17 thoughts on “just peachy

  1. Cuisine of the Sun is such a lovely book! My copy has disappeared, I’m afraid – will have to hunt down another. I made ratatouille last weekend too, the lazy way: roasted in a very hot oven.

    Gorgeous knitting, as always. Can’t wait for Wasp & Rose! (Like I don’t have too many things in the works or queued already.)

  2. Gee, imagine having too much in the queue! I love peaches and cherries because they are so seasonal. Having fresh fruit year round is lovely, but some of the specialness is missing. Can’ wait to see your FO’s of current knitting–love them both!

  3. I don’t know if you’ve thought of it, but have you tried blocking the portion of the sweater that is done to see if it will play nice? If you put it on a really long circular needle you don’t even have to wait until it’s bound off. Sometimes I really wish I could eat at your house :D.

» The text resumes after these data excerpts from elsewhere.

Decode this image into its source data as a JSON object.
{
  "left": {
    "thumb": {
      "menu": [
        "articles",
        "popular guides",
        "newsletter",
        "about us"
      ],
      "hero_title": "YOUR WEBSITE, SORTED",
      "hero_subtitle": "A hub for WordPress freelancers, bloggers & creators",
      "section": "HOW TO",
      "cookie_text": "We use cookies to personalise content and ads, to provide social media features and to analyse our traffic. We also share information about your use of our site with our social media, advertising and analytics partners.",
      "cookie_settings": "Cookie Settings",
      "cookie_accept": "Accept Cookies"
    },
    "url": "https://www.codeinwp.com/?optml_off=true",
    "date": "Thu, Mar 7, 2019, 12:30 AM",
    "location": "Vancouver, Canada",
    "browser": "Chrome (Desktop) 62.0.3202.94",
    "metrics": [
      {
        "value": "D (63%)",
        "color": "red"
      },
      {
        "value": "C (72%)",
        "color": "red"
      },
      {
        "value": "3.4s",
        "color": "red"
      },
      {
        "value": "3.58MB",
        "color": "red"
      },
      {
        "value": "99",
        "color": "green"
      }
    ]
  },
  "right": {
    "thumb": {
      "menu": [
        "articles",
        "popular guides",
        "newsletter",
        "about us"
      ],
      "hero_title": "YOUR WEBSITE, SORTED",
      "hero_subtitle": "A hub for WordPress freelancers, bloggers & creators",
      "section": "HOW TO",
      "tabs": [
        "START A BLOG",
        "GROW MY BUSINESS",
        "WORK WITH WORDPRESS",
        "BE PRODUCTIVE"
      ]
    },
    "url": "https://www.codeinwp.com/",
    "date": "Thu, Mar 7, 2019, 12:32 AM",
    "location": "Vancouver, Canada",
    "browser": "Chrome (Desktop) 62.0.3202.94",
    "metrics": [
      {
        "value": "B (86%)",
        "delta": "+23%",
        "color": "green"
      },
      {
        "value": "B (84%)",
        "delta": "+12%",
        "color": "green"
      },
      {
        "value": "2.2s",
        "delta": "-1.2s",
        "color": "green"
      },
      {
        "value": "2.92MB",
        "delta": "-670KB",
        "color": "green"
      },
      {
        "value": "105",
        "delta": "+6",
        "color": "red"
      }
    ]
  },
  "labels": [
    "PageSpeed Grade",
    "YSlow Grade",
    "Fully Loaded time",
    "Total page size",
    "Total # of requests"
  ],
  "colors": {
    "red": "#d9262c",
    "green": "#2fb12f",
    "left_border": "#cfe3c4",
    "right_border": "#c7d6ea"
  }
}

  4. Wow, not only does the knitting look fabulous but so does your cooking and baking!! Seriously, you could open your own resteraunt. I don’t know where you find the time to do all the cooking and preserving, plus your knitting and designing. Maybe it helps not having a preschooler in the house…ha, ha!! Speaking of preschoolers, I’m excited to hear about your design plans for the boys as I would love to knit a sticks and stones sweater for my son.

  5. We are also running out of local grown peaches. (sigh) I have to say that cake on the bottom is not cobbler. I know there are very nice people who will insist it is, but well, let’s call them misguided and go back to debating if it should be pastry or a biscuit-y topping…

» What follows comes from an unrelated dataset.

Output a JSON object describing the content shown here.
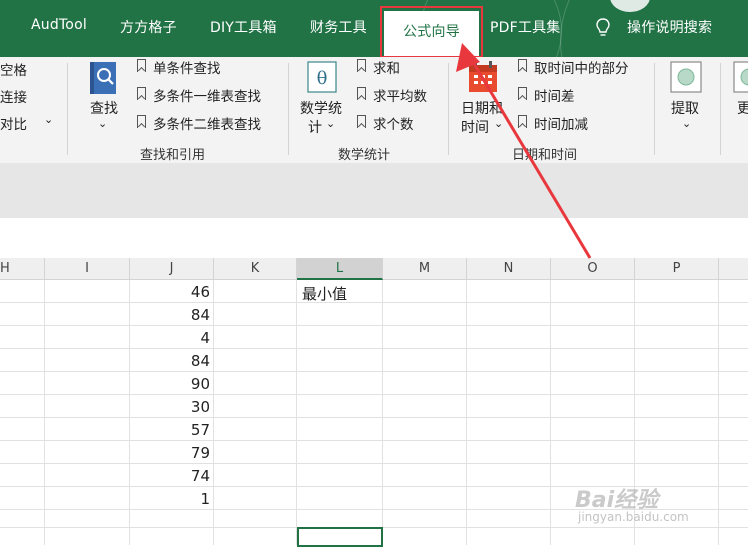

  6. What a beautiful post, Anne. Great pictures of the knitting and the veggies. Yum.

    Oh, oh! I see my club yarn in one of those bins!!!! It’s not long now. : )

  7. Love the Farm House Cookbook!The King Size Apple Cake is wonderful – just got some apples at the farmer’s market – might have to do some baking…

  8. It all looks yum-delicious (I especially love ratatouille!)

    Your blog seems a good place to ask: does anyone remember a “top batter” cobbler recipe popular in the ’80s, in which the batter was essentially a white-cake batter? Delicious with any type of summer fruit. I’ve managed to obtain and lose the recipe twice so far – I’d try to wing it but would hate to waste good fruit if I goofed up!

  9. Good Lord! Batter on the top—batter on the bottom! Who cares? Just put a little vanilla ice cream on the side and hand it over!

  10. Your recent posts have been appealing to all of my senses. You are a testament to rich, but simple living… Can’t wait to see Wasp and Rose in all of its majestic glory!

  11. what great tips about the ratatouille, like the big chunks of young veggies, and letting it sit for a day – it really came out gorgeous, and just think, all that nutrition from your very own land. curse this apartment living hahaha!

  12. Oh yes inDEED we are waiting for that chapter! Love the Blumchens. I think they just might spur me on to get mine done for rhinebeck!

  13. Just pass me that peach cobbler and a spoon and I’ll tidy it away for you!! Do you salt your aubergines (egg plants) before cooking to get rid of any bitterness?

  14. I can peaches whenever I can find them for a dollar a pd up here because I miss that there aren’t as readily available as they were in NC when I lived there.

  15. I love that first photo of the peaches. Great light on that and the composition. Your inner artist touches everything you do I suspect. Great post, thanks!

  16. A great website for vegetarian dishes and fruit cobblers and such, is the Alexis Stewart blog. You might find it interesting. Love the pics.